Chains like Big Y Foods and Albertsons are among those who have committed to removing self-checkout aisles from their stores. Having begun offering self-service as an alternative for customers who wanted a speedy, hassle-free checkout, when it became clear that the desired benefits were not being delivered and the desired customer adoption was not being achieved, the offering started to make a lot less sense.
For some, particularly those with simple, small purchases, self-checkout performs as advertised. But when asked to do things a bit more complex, its speed advantages over cashier checkout began to evaporate. Big Y found that confusion over coupons and payments produced delays in lines, while problems with the scanning, pricing and bagging process resulted in accidental (or intentional) theft. Anyone who has experienced self-checkout can add "accidental overcharges" to the list of errors as well.
Since a live clerk often needs to be called over to resolve the problems created by the system (or to explain issues related to sale prices and volume discounts) the checkout process could prove even more inefficient than cashier aisles. Armed with a dedicated staff member at the register, cashier aisles are inherently positioned to minimize or instantly alleviate some of the "scanning" problems inherent to finicky self-checkout computers.
In such cases, the cashier aisles, not the self-checkout aisles, provide the faster, more efficient service.
As can often be the case with alternatives to call center interactions, such as web self-service, efforts towards automated or computerized transactions sometimes lose sight of their key objective.
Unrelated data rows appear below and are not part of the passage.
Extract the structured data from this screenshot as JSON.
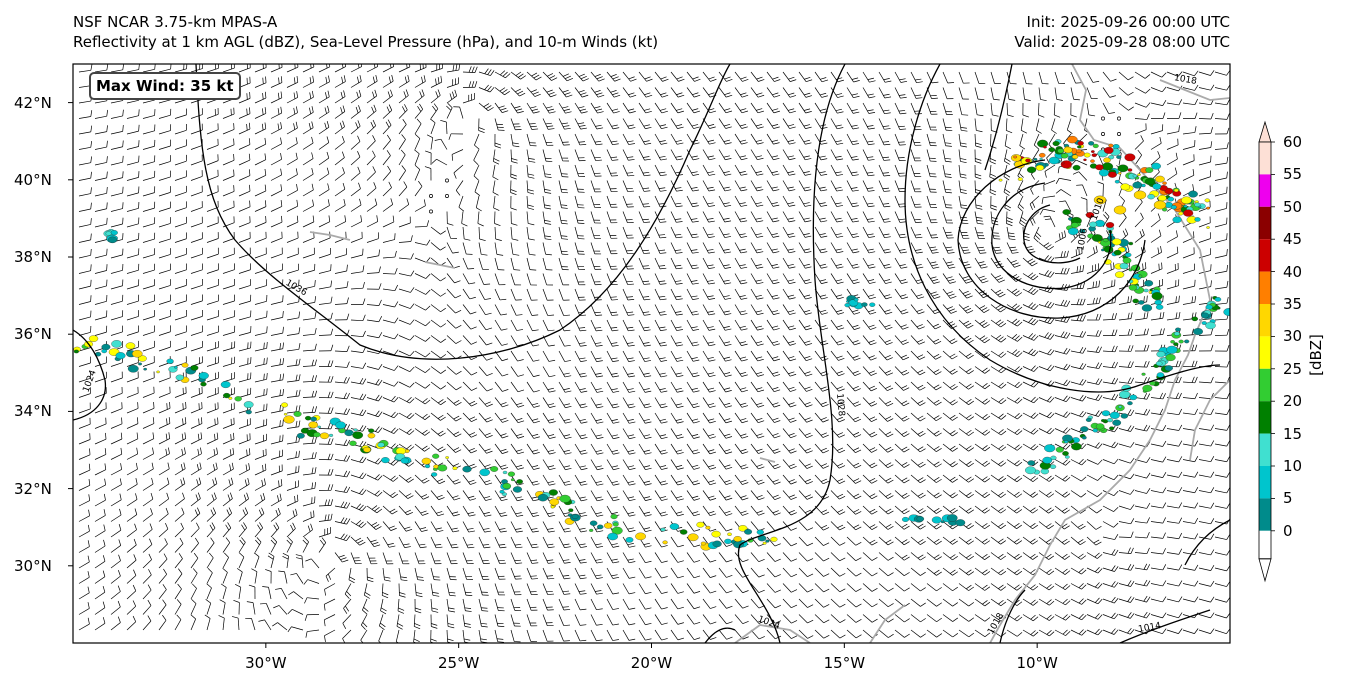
{
  "header": {
    "title_line1": "NSF NCAR 3.75-km MPAS-A",
    "title_line2": "Reflectivity at 1 km AGL (dBZ), Sea-Level Pressure (hPa), and 10-m Winds (kt)",
    "init": "Init: 2025-09-26 00:00 UTC",
    "valid": "Valid: 2025-09-28 08:00 UTC"
  },
  "map": {
    "extent": {
      "lon_min": -35,
      "lon_max": -5,
      "lat_min": 28,
      "lat_max": 43
    },
    "max_wind_label": "Max Wind: 35 kt",
    "lat_ticks": [
      {
        "value": 42,
        "label": "42°N"
      },
      {
        "value": 40,
        "label": "40°N"
      },
      {
        "value": 38,
        "label": "38°N"
      },
      {
        "value": 36,
        "label": "36°N"
      },
      {
        "value": 34,
        "label": "34°N"
      },
      {
        "value": 32,
        "label": "32°N"
      },
      {
        "value": 30,
        "label": "30°N"
      }
    ],
    "lon_ticks": [
      {
        "value": -30,
        "label": "30°W"
      },
      {
        "value": -25,
        "label": "25°W"
      },
      {
        "value": -20,
        "label": "20°W"
      },
      {
        "value": -15,
        "label": "15°W"
      },
      {
        "value": -10,
        "label": "10°W"
      }
    ],
    "isobar_labels": [
      "1036",
      "1024",
      "1028",
      "1018",
      "1006",
      "1010",
      "1014",
      "1018",
      "1024"
    ],
    "coastline_color": "#aaaaaa",
    "isobar_color": "#000000"
  },
  "colorbar": {
    "unit": "[dBZ]",
    "ticks": [
      "60",
      "55",
      "50",
      "45",
      "40",
      "35",
      "30",
      "25",
      "20",
      "15",
      "10",
      "5",
      "0"
    ],
    "colors": [
      "#fde0d6",
      "#ee00ee",
      "#8b0000",
      "#cc0000",
      "#ff7f00",
      "#ffd700",
      "#ffff00",
      "#32cd32",
      "#008000",
      "#40e0d0",
      "#00c5cd",
      "#008b8b",
      "#ffffff"
    ]
  }
}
Married to the notion that computers are faster than humans, these initiatives bank entirely on the fact that customers who want expedient, convenient transactions and support are going to choose self-service.
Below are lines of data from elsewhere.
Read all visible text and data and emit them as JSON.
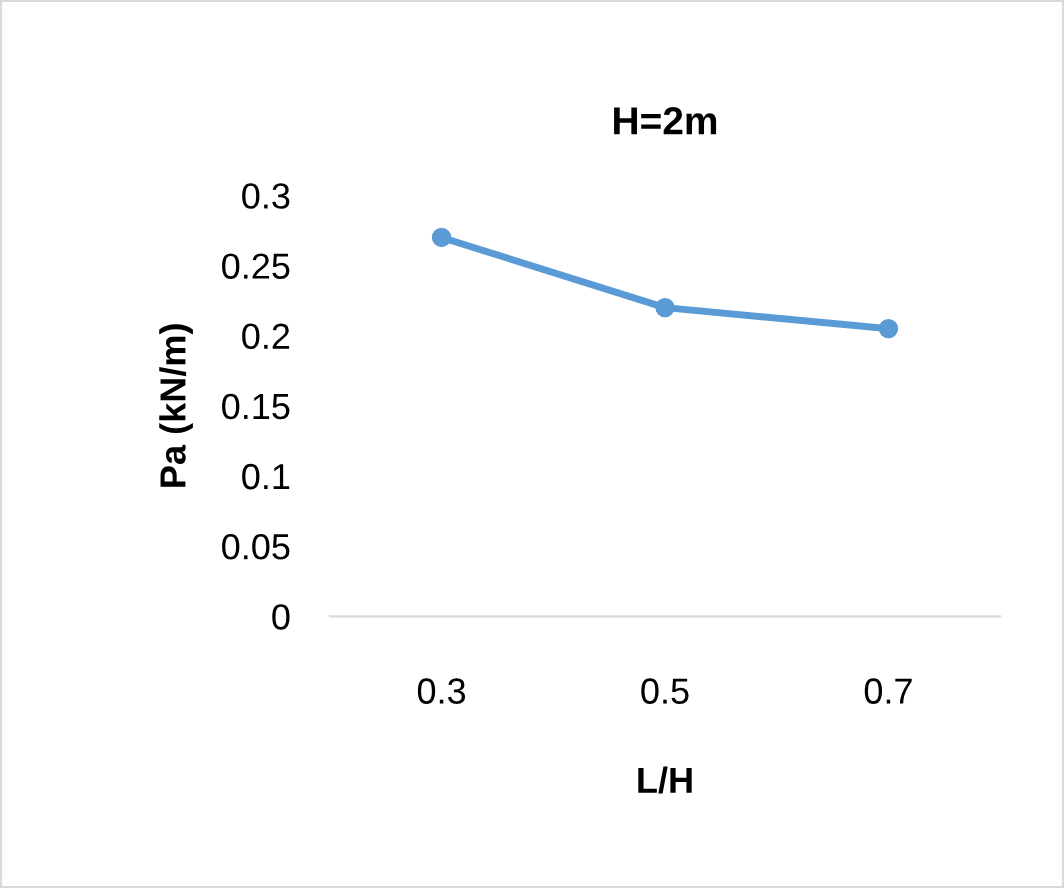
{
  "chart_data": {
    "type": "line",
    "title": "H=2m",
    "xlabel": "L/H",
    "ylabel": "Pa (kN/m)",
    "categories": [
      "0.3",
      "0.5",
      "0.7"
    ],
    "series": [
      {
        "color": "#5b9bd5",
        "values": [
          0.27,
          0.22,
          0.205
        ]
      }
    ],
    "ylim": [
      0,
      0.3
    ],
    "yticks": [
      0,
      0.05,
      0.1,
      0.15,
      0.2,
      0.25,
      0.3
    ],
    "grid": false,
    "legend": false,
    "marker": "circle",
    "line_style": "solid"
  }
}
Studies like the aforementioned, however, confirm that efforts to improve the customer experience should be "mechanism-neutral," focusing on the "why" before the "how."
With flawed self-checkout systems, it appears supermarkets made the mistake of treating customer demand for efficiency as synonymous with customer demand for technology. While the two often go-hand-in-hand, it is not a certainty that a technological offering will yield the desired efficiency outcome. There are plenty of online FAQ, automation and self-service tools that take excessive amounts of time to produce resolutions less successful than what one would receive from a live call center rep.
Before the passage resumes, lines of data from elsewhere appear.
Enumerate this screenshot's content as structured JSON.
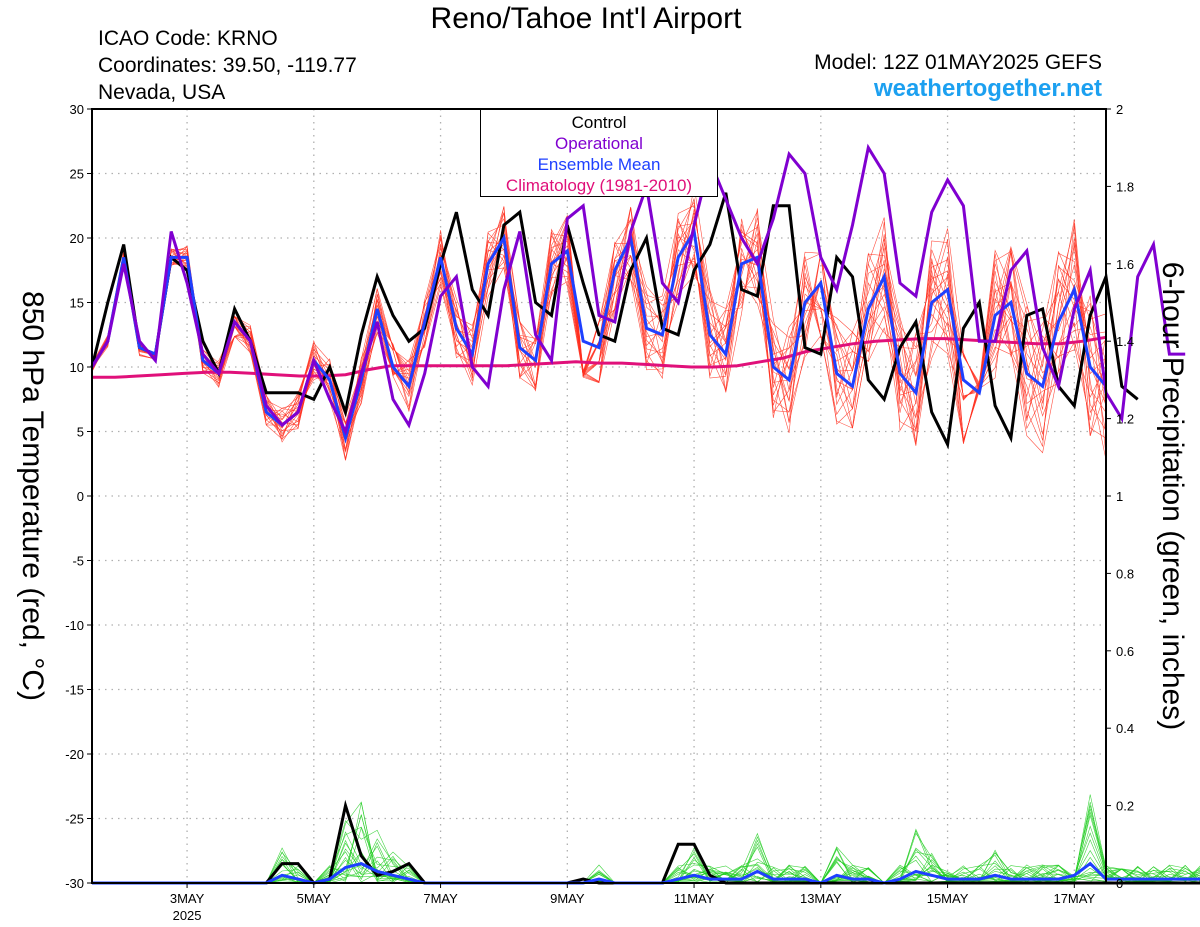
{
  "header": {
    "title": "Reno/Tahoe Int'l Airport",
    "icao": "ICAO Code: KRNO",
    "coordinates": "Coordinates: 39.50, -119.77",
    "region": "Nevada, USA",
    "model": "Model: 12Z 01MAY2025 GEFS",
    "site": "weathertogether.net"
  },
  "colors": {
    "control": "#000000",
    "operational": "#8000d0",
    "ensemble_mean": "#1e40ff",
    "climatology": "#e0107a",
    "members_temp": "#ff3020",
    "members_precip": "#20cc20",
    "site": "#1ca0f0"
  },
  "chart_data": {
    "type": "line",
    "ylabel_left": "850 hPa Temperature (red, °C)",
    "ylabel_right": "6-hour Precipitation (green, inches)",
    "ylim_left": [
      -30,
      30
    ],
    "ylim_right": [
      0,
      2
    ],
    "yticks_left": [
      "30",
      "25",
      "20",
      "15",
      "10",
      "5",
      "0",
      "-5",
      "-10",
      "-15",
      "-20",
      "-25",
      "-30"
    ],
    "yticks_right": [
      "2",
      "1.8",
      "1.6",
      "1.4",
      "1.2",
      "1",
      "0.8",
      "0.6",
      "0.4",
      "0.2",
      "0"
    ],
    "xticks": [
      {
        "day": 3,
        "label": "3MAY",
        "sub": "2025"
      },
      {
        "day": 5,
        "label": "5MAY",
        "sub": ""
      },
      {
        "day": 7,
        "label": "7MAY",
        "sub": ""
      },
      {
        "day": 9,
        "label": "9MAY",
        "sub": ""
      },
      {
        "day": 11,
        "label": "11MAY",
        "sub": ""
      },
      {
        "day": 13,
        "label": "13MAY",
        "sub": ""
      },
      {
        "day": 15,
        "label": "15MAY",
        "sub": ""
      },
      {
        "day": 17,
        "label": "17MAY",
        "sub": ""
      }
    ],
    "x_start_day": 1.5,
    "x_step_days": 0.25,
    "x_end_day": 17.5,
    "legend": [
      "Control",
      "Operational",
      "Ensemble Mean",
      "Climatology (1981-2010)"
    ],
    "legend_placement": "top-center",
    "grid": true,
    "temperature": {
      "control": [
        10,
        15,
        19.5,
        11.5,
        11,
        18.5,
        17.5,
        12,
        9.5,
        14.5,
        12,
        8,
        8,
        8,
        7.5,
        10,
        6.5,
        12.5,
        17,
        14,
        12,
        13,
        18,
        22,
        16,
        14,
        21,
        22,
        15,
        14,
        21,
        16.5,
        12.5,
        12,
        17.5,
        20,
        13,
        12.5,
        17.5,
        19.5,
        23.5,
        16,
        15.5,
        22.5,
        22.5,
        11.5,
        11,
        18.5,
        17,
        9,
        7.5,
        11.5,
        13.5,
        6.5,
        4,
        13,
        15,
        7,
        4.5,
        14,
        14.5,
        8.5,
        7,
        14,
        17,
        8.5,
        7.5
      ],
      "operational": [
        10,
        12,
        18,
        12,
        10.5,
        20.5,
        16.5,
        11,
        9.5,
        13.5,
        12,
        7,
        5.5,
        6.5,
        10.5,
        7.5,
        5,
        9.5,
        13.5,
        7.5,
        5.5,
        9.5,
        15.5,
        17,
        10,
        8.5,
        16,
        20.5,
        12.5,
        10.5,
        21.5,
        22.5,
        14,
        13.5,
        20.5,
        24,
        16.5,
        15,
        21,
        26,
        23,
        20,
        18,
        21.5,
        26.5,
        25,
        18.5,
        16,
        21,
        27,
        25,
        16.5,
        15.5,
        22,
        24.5,
        22.5,
        12,
        12,
        17.5,
        19,
        11.5,
        8.5,
        14.5,
        17.5,
        8,
        6,
        17,
        19.5,
        11,
        11
      ],
      "ensemble_mean": [
        10,
        12,
        18.5,
        11.5,
        11,
        18.5,
        18.5,
        10.5,
        9.5,
        13.5,
        12,
        6.5,
        5.5,
        6.5,
        10.5,
        9,
        4.5,
        9,
        14.5,
        10,
        8.5,
        13.5,
        18.5,
        13,
        11,
        18,
        20,
        11.5,
        10.5,
        18,
        19,
        12,
        11.5,
        17.5,
        20,
        13,
        12.5,
        18.5,
        20.5,
        12.5,
        11,
        18,
        18.5,
        10,
        9,
        15,
        16.5,
        9.5,
        8.5,
        14.5,
        17,
        9.5,
        8,
        15,
        16,
        9,
        8,
        14,
        15,
        9.5,
        8.5,
        13.5,
        16,
        10,
        8.5
      ],
      "climatology": [
        9.2,
        9.2,
        9.3,
        9.4,
        9.5,
        9.6,
        9.6,
        9.5,
        9.4,
        9.3,
        9.3,
        9.4,
        9.8,
        10.1,
        10.1,
        10.1,
        10.1,
        10.1,
        10.1,
        10.2,
        10.3,
        10.4,
        10.3,
        10.3,
        10.2,
        10.1,
        10.0,
        10.0,
        10.1,
        10.4,
        10.7,
        11.2,
        11.5,
        11.8,
        12.0,
        12.1,
        12.2,
        12.2,
        12.1,
        12.0,
        11.9,
        11.8,
        11.8,
        12.0,
        12.3
      ]
    },
    "precipitation": {
      "control": [
        0,
        0,
        0,
        0,
        0,
        0,
        0,
        0,
        0,
        0,
        0,
        0,
        0.05,
        0.05,
        0,
        0.01,
        0.2,
        0.07,
        0.02,
        0.03,
        0.05,
        0,
        0,
        0,
        0,
        0,
        0,
        0,
        0,
        0,
        0,
        0.01,
        0,
        0,
        0,
        0,
        0,
        0.1,
        0.1,
        0.02,
        0,
        0,
        0,
        0,
        0,
        0,
        0,
        0,
        0,
        0,
        0,
        0,
        0,
        0,
        0,
        0,
        0,
        0,
        0,
        0,
        0,
        0,
        0,
        0,
        0,
        0,
        0,
        0,
        0,
        0,
        0,
        0,
        0,
        0,
        0,
        0
      ],
      "ensemble_mean": [
        0,
        0,
        0,
        0,
        0,
        0,
        0,
        0,
        0,
        0,
        0,
        0,
        0.02,
        0.01,
        0,
        0.01,
        0.04,
        0.05,
        0.03,
        0.02,
        0.01,
        0,
        0,
        0,
        0,
        0,
        0,
        0,
        0,
        0,
        0,
        0,
        0.01,
        0,
        0,
        0,
        0,
        0.01,
        0.02,
        0.01,
        0.01,
        0.01,
        0.03,
        0.01,
        0.01,
        0.01,
        0,
        0.02,
        0.01,
        0.01,
        0,
        0.01,
        0.03,
        0.02,
        0.01,
        0.01,
        0.01,
        0.02,
        0.01,
        0.01,
        0.01,
        0.01,
        0.02,
        0.05,
        0.01,
        0.01,
        0.01,
        0.01,
        0.01,
        0.01,
        0.01,
        0.02,
        0.01,
        0.01,
        0.02,
        0.01
      ]
    }
  }
}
In the supermarket, there will be a percentage of customers who always prefer receiving personal assistance from a cashier. But not everyone who failed to utilize self-checkout is one of those people. Many customers would gladly switch to a form of self-service or expedited checkout if it did as advertised—shortened the lines and sped up the checkout process.
Recognizing that customers’ vote of no-confidence in the current crop of self-checkout machines is not tantamount to disinterest in anything that changes the status quo checkout process, some chains are experimenting with new ideas for giving customers what they want—more efficient service.
Kroger, for instance, has begun testing two new concepts.
One, seizing on advice offered by Larry David in a sixth-season episode of "Curb Your Enthusiasm," calls for the formation of a single "metro style" line, rather than a series of lines created at each aisle. Designed for customers with smaller purchases, the line feeds into multiple cashier-aisles, assuring the most fairly- and efficiently-flowing queue. No one gets disproportionately "stuck" behind a customer with a complicated transaction, and all receive the fastest service the store can offer.
Another, "scan, bag and go," lets customers scan and bag items as they shop. Though not immune from some of the challenges facing traditional self-checkout scanners, this system at least assures that such problems will not cause tie-ups and longer lines at the register.